Também jamais menciono a Lei 7.102/83 - e sei como qualquer "brasileiro" sabe que é por motivo de segurança, mas não aceitei a maneira pela qual fui tratada - mas todos os fatos serão esclarecidos, pois o cliente deve ser protegido, mas também respeitado.

Quanto á forma colocada de as pessoas utilizarem quaisquer tipos de vestimentas (tanto íntimas), como bolsas, cintos, isto é a liberdade de ir e vir - que graças a Deus temos neste mundo. Nenhum cliente concordará com esta versão - visto que o cliente por exemplo está trabalhando e tem por suas obrigações legais ir ao banco, por conta disto terá que se despir primeiro! Somos trabalhadores e não temos somente o acesso ao banco para fazer naquele momento... Isso é o cúmulo.

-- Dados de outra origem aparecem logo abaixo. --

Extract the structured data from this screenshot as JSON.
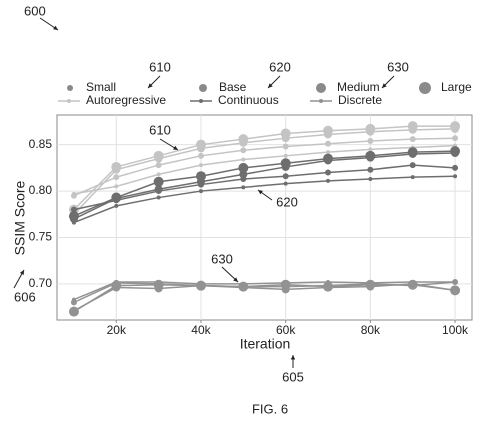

Não há contestação nenhuma sobre a questão segurança - quero que isto fique bem claro, mas sim a forma de tratar as pessoas frente ao público - como já disse anteriormente - talvez treinamento com o pessoal, etc seja um caminho. Outro fato que me chamou a atenção é que estive em outros bancos no mesmo dia (25/2 - sexta), corrigindo a data colocada na matéria anterior, e não tive nenhum problema de acesso sequer nehum tipo de exposição, vexame, transpassei a porta giratória na maior tranquilidade.

Sou cliente da Caixa Econômica Federal, eu e meu esposo, e sei que a Caixa tem por obrigação proteger clientes, empregados e patrimônio. Que isto seja refletido pelas autoridades competentes e todos os clientes.